I love roller coasters. Always have, probably always will. That rush of adrenaline you get as you near the top of a hill, the way your stomach drops when you hit the valleys–I love it all. I love feeling the wind on my face as my body reaches speeds I would otherwise have not known. I love hanging upside down for those few short moments–the moments where your body feels suspended and gravity melts away. Each second of the ride feeds the next and each second is an important part of the experience.

I remember the first coaster I ever rode that had a loop–Six Flags, Two-Face: The Flip Side. I remember my mom going with me (Dad’s not a fan of coasters). We waited in line for an hour for that short few minutes of body flinging and, to me, it was worth it. The second the train stopped, I was ready to go again. I was hooked. Something interesting happens when we push our bodies to the limit–whether it’s an adrenaline rush, physical workout, some fantastic feat we never imagined we could accomplish. The interesting part isn’t just physical, though; it’s mental. Our minds are amazing machines. Memories don’t just hold images, glimpses of some past event, they also hold feelings. Isn’t it amazing how recalling a memory can render the same emotions we felt at that given time? Minds our magical.

Writing is like a roller coaster. I’ve come to the conclusion everything we do in life is. There are always highs, there are always lows, and sometimes there are the moments between where we just cruise along. We hang onto the momentum and press forward, sometimes running out of steam to climb the next hill (that’s what chain climbs are for, right?) Even roller coasters need help climbing sometimes. So it has been for me with writing. Some days I have to climb the hill (sometimes I need help to do it!) and other days I cruise along, working off the momentum of previous days.

Climbing the hill means you have to fight against gravity. Sometimes I have to fight my mind to get words on the page. But when I get to those crests and gravity starts to work with me, I realize all the effort is worth it. That rush is worth every ounce of strain and effort.

Writing is a challenge, but it’s one I’m glad I decided to face. The benefits out weigh the struggles. The more I write, the easier it is in some ways. It’s easier to get the thoughts onto paper (well, screen technically) and I can see so much improvement from when I began. In other ways, it’s more difficult. I suppose I have begun to hold what I write to a higher standard as I continue to learn. Not a bad thing, just makes me more critical of myself at times. I often remind myself of something my dad always said: “Practice doesn’t make perfect. Perfect practice makes perfect. It doesn’t do any good to practice the wrong way.”

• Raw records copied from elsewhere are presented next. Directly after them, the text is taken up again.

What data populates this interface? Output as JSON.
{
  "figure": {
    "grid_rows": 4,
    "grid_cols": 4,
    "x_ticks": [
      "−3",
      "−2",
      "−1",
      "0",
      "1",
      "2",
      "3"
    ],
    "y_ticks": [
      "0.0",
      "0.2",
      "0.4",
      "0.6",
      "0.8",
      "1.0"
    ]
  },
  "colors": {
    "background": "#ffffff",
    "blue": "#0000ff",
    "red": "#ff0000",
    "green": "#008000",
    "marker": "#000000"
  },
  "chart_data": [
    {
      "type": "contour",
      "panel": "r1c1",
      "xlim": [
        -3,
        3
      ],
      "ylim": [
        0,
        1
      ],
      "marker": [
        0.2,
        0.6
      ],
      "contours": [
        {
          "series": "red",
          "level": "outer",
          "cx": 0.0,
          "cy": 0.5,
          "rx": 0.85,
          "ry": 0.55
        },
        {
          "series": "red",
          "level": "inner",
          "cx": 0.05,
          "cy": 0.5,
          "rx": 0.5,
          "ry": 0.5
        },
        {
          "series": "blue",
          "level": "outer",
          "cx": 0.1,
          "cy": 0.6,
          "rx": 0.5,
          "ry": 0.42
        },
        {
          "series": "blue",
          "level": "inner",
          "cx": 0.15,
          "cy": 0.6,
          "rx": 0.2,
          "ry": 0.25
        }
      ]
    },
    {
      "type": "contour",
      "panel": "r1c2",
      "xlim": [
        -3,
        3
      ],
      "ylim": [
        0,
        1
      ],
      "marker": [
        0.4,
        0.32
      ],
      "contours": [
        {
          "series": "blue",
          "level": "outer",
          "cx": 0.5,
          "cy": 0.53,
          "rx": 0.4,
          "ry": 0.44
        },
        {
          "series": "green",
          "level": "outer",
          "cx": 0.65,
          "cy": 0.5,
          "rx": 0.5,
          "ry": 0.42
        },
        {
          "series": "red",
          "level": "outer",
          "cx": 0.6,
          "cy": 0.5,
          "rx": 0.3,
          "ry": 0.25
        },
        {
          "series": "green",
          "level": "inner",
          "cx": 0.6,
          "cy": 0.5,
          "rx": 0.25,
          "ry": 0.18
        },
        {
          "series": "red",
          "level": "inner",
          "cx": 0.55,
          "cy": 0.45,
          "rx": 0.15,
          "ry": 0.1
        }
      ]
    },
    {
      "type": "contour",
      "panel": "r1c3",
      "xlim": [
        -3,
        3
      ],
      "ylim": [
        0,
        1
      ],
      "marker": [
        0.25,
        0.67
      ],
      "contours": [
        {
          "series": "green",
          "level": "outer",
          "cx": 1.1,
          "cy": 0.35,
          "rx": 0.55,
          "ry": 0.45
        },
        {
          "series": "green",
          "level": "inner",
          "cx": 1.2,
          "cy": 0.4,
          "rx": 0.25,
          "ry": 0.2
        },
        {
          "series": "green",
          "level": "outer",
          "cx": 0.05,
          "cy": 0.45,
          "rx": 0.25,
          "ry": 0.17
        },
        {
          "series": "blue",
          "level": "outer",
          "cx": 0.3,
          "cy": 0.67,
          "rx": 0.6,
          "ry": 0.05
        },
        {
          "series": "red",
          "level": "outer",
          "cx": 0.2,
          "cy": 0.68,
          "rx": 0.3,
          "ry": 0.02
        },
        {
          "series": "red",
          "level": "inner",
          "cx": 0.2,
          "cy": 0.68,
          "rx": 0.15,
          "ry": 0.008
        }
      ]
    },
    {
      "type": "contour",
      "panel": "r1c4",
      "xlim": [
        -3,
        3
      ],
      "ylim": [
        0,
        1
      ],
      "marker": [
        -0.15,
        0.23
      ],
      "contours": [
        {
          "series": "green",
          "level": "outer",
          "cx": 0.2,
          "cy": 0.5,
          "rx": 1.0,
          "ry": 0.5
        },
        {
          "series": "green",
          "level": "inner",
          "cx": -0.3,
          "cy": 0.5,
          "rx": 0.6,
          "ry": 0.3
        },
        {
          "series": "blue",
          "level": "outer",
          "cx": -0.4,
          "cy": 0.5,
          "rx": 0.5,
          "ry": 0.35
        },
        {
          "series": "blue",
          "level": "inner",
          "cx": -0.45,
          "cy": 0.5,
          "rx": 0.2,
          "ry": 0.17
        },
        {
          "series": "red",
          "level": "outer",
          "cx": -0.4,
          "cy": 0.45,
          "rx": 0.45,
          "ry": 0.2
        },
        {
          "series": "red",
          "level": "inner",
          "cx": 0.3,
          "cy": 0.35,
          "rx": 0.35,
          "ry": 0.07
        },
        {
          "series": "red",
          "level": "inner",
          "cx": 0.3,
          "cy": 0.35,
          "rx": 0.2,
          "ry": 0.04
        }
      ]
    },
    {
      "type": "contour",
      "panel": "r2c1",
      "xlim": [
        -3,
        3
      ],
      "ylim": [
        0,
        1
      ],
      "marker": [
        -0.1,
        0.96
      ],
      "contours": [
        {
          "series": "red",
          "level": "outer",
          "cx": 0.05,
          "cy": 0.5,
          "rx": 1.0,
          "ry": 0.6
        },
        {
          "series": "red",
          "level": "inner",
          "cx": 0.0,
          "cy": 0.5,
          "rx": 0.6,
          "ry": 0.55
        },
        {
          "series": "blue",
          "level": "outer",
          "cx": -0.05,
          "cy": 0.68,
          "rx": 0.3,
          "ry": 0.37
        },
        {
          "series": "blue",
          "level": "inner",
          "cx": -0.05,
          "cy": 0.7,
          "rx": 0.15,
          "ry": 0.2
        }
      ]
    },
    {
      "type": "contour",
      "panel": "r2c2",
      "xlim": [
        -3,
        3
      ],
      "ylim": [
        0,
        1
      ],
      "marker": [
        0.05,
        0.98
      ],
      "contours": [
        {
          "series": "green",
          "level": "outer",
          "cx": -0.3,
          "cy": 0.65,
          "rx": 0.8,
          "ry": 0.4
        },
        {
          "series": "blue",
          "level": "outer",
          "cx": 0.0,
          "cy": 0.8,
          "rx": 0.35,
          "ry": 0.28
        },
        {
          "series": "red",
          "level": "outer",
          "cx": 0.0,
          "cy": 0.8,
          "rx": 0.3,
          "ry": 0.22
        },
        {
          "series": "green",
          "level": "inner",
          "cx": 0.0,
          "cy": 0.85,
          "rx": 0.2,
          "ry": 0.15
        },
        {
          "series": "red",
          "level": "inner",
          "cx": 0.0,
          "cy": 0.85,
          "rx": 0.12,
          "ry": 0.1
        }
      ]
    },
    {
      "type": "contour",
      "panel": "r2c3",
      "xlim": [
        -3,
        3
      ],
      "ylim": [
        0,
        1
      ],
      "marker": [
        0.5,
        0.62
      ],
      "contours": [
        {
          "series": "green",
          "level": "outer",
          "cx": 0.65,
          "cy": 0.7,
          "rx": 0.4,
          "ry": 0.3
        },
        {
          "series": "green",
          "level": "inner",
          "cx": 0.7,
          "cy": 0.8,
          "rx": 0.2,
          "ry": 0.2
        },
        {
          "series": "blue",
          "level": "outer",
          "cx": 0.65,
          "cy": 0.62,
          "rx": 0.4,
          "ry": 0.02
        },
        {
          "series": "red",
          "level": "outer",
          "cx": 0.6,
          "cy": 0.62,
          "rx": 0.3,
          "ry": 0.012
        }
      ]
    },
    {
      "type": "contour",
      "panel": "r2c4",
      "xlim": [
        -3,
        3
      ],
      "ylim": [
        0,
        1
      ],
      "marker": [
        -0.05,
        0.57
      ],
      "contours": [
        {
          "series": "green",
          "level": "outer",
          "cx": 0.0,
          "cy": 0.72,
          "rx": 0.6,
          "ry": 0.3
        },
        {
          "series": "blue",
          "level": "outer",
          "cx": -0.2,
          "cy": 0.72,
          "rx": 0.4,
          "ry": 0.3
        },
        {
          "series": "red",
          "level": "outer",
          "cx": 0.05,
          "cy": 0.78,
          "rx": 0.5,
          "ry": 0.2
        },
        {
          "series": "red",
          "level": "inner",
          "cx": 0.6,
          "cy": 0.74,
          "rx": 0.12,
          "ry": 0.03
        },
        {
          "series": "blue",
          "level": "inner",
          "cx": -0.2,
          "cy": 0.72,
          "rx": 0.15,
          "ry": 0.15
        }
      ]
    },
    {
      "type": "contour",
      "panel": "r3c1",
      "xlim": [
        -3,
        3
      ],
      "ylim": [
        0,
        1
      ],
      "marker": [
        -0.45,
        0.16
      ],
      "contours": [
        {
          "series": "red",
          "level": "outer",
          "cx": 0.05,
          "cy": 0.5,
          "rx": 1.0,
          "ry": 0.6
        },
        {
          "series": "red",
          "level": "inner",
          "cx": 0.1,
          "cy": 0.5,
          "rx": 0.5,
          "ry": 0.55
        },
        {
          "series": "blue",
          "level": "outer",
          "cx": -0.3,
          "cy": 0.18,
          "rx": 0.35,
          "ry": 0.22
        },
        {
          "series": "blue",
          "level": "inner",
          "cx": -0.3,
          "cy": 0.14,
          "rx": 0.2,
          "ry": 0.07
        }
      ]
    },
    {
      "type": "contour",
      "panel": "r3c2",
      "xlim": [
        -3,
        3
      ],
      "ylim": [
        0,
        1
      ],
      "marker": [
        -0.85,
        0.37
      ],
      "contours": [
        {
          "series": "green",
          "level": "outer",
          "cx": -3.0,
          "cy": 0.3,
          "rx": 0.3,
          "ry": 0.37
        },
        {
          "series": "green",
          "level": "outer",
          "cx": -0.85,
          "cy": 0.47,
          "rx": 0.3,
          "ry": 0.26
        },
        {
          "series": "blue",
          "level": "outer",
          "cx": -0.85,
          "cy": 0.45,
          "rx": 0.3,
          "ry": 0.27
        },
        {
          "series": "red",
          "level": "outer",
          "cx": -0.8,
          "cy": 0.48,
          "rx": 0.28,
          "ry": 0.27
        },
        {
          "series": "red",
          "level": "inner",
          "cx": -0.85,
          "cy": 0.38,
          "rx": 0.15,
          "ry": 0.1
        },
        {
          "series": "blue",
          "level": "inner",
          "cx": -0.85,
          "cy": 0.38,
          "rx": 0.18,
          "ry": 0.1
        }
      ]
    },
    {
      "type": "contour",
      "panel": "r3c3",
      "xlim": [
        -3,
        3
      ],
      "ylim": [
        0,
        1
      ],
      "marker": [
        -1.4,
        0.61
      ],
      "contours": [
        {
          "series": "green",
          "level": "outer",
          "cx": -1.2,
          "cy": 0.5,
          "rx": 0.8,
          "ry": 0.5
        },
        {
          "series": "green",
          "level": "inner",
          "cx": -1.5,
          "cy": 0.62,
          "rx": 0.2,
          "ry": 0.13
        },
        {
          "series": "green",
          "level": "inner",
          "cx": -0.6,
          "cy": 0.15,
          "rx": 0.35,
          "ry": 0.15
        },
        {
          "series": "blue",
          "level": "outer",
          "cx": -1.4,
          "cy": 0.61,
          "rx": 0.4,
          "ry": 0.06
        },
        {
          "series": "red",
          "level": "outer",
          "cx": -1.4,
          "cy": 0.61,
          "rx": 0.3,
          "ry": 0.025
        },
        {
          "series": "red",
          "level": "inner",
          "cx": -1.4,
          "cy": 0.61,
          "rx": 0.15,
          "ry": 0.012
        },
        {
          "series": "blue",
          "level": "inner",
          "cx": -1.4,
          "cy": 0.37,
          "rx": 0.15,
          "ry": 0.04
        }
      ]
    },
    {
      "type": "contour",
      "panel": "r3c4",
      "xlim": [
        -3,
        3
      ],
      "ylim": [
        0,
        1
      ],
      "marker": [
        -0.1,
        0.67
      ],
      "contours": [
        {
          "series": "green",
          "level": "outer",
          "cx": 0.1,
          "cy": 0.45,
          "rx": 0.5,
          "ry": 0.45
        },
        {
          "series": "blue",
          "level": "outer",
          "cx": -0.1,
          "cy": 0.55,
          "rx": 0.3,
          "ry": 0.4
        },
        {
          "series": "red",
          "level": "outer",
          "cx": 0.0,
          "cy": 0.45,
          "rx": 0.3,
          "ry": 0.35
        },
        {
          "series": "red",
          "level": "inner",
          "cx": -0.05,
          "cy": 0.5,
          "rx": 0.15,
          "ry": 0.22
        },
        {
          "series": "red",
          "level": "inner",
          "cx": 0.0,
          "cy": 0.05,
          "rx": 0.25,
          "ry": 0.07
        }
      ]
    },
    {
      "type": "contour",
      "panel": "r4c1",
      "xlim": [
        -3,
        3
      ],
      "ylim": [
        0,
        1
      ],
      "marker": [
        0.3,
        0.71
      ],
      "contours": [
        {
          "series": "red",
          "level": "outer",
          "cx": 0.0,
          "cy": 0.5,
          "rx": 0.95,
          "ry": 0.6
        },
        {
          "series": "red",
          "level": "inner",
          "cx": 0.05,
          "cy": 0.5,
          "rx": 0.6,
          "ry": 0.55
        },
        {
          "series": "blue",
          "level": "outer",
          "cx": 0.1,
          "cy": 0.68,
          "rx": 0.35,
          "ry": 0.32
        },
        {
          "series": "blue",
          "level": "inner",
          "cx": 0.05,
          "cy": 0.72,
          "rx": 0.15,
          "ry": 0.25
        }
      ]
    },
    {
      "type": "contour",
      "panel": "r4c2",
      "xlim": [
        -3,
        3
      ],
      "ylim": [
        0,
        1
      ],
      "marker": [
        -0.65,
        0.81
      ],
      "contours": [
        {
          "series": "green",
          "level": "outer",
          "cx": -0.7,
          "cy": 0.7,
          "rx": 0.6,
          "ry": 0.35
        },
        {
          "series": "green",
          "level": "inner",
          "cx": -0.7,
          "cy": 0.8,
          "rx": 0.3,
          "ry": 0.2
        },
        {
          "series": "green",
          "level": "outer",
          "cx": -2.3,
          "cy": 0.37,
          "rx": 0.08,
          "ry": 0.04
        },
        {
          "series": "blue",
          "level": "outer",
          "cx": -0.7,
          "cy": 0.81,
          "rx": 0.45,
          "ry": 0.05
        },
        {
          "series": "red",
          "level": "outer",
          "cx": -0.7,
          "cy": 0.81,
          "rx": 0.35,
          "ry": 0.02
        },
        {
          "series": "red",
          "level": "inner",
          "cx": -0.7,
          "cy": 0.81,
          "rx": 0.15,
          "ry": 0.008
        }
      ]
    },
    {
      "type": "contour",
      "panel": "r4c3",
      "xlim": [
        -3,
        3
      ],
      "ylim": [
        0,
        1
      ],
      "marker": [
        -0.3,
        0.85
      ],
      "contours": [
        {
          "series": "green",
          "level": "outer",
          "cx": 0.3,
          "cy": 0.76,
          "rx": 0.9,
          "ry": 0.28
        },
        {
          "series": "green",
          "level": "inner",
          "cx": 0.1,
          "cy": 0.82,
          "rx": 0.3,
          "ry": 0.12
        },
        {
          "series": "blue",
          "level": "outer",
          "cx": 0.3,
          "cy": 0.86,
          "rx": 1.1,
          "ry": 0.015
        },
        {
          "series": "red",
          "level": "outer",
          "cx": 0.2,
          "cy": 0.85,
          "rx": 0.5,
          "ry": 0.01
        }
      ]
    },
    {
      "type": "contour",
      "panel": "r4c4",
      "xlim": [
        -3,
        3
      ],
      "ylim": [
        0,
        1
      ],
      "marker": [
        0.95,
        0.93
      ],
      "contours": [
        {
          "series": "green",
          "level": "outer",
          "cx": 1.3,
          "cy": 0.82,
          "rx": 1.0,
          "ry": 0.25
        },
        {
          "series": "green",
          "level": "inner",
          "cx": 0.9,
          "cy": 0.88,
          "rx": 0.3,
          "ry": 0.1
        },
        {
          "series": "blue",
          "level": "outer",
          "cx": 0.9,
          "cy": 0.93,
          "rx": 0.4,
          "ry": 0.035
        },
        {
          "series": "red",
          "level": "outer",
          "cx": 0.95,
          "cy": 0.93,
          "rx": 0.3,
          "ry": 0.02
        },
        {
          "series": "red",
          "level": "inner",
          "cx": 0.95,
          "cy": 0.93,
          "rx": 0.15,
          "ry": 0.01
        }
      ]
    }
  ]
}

Perfection is a difficult achievement in all aspects of life. So, we take it one piece at a time. We perfect one small part, and then we move onto the next. Progress is often small and unnoticeable, but eventually we reach the top of the hill, and that is when we see just how far we’ve come. Those are the moments that give us perspective, give us a sense of accomplishment. And even if we see more hills lie ahead, we gain the confidence to climb them, to keep going, because we know the ride is worth every second.

Today I’ve reached the top of a hill. I have completed 50% of Book 3. I can look back and see how far I’ve come. I can look forward and see I’ve got a long way to go! But I’m getting there and, most importantly, I’m enjoying the ride.